An IT Help Desk staff person who discovers a better way to update laptops is an innovator. A project manager who identifies a better way to communicate with her executive sponsor is an innovator. It isn’t just about the next Big Thing or raising billions of dollars.
2. Jeff Miller, who was then the CEO of Documentum, listened patiently to my idea for a startup in 2001, then reminded me that 90% of startups fail, even those based upon a terrific idea, and that I should be ready for years of sacrifice with no guarantee of reward.
Jeff told me I should even be prepared to risk my family’s happiness for business success, if that’s what it takes. He was right, and I should have listened to him.
3. Finally, here’s one that is easily and often over-looked by the tech community: solving technology issues is easy with enough money and enough time. What’s the problem, then?
The people.

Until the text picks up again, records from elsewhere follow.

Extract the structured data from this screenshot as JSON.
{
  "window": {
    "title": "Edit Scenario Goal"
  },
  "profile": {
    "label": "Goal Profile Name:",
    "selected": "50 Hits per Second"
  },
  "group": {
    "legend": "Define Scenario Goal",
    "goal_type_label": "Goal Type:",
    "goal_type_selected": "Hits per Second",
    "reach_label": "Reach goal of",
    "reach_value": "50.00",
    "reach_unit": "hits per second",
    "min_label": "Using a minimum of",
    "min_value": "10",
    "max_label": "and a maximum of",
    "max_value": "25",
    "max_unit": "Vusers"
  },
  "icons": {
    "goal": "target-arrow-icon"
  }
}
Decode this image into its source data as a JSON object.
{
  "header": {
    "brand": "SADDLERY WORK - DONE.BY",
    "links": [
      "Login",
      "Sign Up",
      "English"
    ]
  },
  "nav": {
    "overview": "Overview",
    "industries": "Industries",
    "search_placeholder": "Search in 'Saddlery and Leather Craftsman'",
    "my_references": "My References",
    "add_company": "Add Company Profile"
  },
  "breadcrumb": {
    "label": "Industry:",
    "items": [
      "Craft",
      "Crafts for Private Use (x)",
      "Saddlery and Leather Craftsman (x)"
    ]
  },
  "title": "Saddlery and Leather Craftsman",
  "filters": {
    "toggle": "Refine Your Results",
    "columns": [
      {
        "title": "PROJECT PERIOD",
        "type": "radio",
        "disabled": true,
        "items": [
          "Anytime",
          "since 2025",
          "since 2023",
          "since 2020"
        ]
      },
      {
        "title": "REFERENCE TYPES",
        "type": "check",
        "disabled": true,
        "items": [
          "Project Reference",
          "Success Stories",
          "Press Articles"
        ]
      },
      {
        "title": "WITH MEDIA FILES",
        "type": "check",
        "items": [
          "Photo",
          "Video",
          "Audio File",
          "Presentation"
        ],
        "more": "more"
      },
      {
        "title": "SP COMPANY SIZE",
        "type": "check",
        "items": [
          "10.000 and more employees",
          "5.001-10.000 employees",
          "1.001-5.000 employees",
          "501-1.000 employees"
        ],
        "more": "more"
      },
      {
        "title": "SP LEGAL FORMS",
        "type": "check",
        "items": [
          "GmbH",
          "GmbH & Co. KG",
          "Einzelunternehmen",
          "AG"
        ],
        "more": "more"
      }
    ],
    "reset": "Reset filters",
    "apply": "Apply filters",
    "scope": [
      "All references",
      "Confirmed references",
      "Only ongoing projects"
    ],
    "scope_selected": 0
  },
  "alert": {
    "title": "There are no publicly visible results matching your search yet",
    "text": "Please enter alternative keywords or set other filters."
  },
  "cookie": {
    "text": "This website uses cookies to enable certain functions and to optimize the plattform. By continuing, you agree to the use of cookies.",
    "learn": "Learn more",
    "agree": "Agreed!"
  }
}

The root cause of every failed project or product can be traced to teams that aren’t communicating with each other, managers that aren’t listening to bad news, and executives ignoring the unhealthy aspects of the organizations they lead.
For those who need a memorable motto, here’s something I once said to Mohamed Muhsin when he was the CIO of The World Bank. Mohamed told me he should post this on every IT employee’s desk: “Our systems won’t talk to each other if our people aren’t talking to each other.”
CTC: As a follow-up for those founding CEOs, do you have any advice on the benefits of their membership in CTC and how to make the most of the business development opportunity for their organizations?
SR: My guidance is fundamentally simple: every leader should seek out the good advice of those who have traveled this road before. Listen, and learn from that advice.
Of course, the challenge for new entrepreneurs is two-fold: 1) finding the time to locate capable advisors when there are so many other urgencies that fill their days, and 2) finding the humility to listen to that advice. At our best, the CTC offers valuable services and reliable channels to good advice, and good advice is always valuable. Always.
CTC: Having 'been there and done that' as a CIO, startup founder, university lecturer and author, what sort of challenges will you be looking for next?
SR: When I was ten years old, my summer camp counselor told us that we should always strive to “leave each campsite better than we found it...”
The principle, it seems to me, applies in any circumstance, and underlies my answers to many of these questions. Our efforts should always be based upon Robert Greenleaf’s notion of the Servant Leader. To me, that kind of service means helping others to solve problems (social, civic, business) in ways that improve the quality of life, and I remain quite interested in any opportunity to do just that.